Streich-Kritik folgt Machtwort von Grindel
Wenn sich die Wahrnehmung beider dabei "gravierend" unterscheide, könne der Unparteiische sich die Situation noch einmal am Video-Monitor anschauen. "Die Entscheidung, ob ihm ein klarer Fehler unterlaufen ist, liegt dann bei ihm selbst", schreibt der DFB und verweist auf die Definition, die die internationalen Regelhüter des IFAB (International Football Association Board) vorgeben.
Klingt alles in der Theorie gut.
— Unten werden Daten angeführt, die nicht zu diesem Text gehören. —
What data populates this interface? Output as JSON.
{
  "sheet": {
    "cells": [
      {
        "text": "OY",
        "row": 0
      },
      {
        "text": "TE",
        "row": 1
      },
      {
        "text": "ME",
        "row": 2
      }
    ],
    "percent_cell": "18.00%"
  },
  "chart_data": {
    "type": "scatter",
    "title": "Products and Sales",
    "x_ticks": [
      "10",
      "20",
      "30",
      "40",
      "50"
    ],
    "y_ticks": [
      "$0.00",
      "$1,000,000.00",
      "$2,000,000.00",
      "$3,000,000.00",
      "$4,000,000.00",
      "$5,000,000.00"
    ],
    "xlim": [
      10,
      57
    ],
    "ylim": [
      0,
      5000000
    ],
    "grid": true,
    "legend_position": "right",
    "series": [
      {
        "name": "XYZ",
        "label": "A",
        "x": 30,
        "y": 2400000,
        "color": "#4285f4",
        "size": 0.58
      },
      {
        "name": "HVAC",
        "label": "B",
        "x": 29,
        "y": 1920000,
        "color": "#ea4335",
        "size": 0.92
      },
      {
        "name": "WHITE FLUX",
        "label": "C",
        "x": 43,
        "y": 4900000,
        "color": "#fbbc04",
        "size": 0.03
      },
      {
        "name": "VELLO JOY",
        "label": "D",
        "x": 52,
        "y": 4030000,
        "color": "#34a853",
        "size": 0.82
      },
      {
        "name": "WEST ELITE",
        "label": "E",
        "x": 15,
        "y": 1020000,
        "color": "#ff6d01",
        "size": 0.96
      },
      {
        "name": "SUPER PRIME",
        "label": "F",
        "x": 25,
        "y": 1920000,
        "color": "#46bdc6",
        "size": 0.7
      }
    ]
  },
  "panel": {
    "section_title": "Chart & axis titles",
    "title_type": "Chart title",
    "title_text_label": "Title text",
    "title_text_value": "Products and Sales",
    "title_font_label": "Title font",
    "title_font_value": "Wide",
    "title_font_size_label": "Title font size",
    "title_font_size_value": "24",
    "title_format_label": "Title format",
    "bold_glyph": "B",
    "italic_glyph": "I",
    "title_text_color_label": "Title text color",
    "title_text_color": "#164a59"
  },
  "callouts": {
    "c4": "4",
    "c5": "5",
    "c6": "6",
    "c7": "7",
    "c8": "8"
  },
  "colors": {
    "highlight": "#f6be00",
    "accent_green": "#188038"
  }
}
Das Chaos, das beispielsweise Freiburgs Trainer Christian Streich am Sonntag nach dem Platzverweis gegen seinen Verteidiger Caglar Söyüncü wegen Handspiels gegen Stuttgart anprangerte ("Absurd, die Krönung, ich bin fassungslos") und in dem Freiburgs Stürmer Florian Niederlechner seinem Coach beisprang ("Der Videobeweis gehört weg. Das ist ein Schmarrn!"), werden die neuen Weisungen mit ziemlicher Sicherheit nicht entfernen. Und so wird ein diensthabender Feldschiedsrichter wie in Stuttgart Tobias Stieler womöglich erneut mitteilen: "Wenn ich es mir noch einmal anschaue - mit einem gewissen Abstand und in Ruhe - überwiegen vielleicht die Zweifel."
Deshalb sah sich nun Grindel zu einem Machtwort veranlasst. "Ich bin dafür, dass der Videoassistent nur dann eingreift, wenn glasklar dem Schiedsrichter auf dem Platz ein Wahrnehmungsfehler unterlaufen ist und er seine Entscheidung mit Sicherheit anders getroffen hätte", sagte er.
Nur: In Regelfragen hat der DFB-Präsident nur begrenztes Mitspracherecht. Zu entscheiden über das Konzept, zumindest aber die Regeln zu interpretieren, haben die Herren Fröhlich und Krug.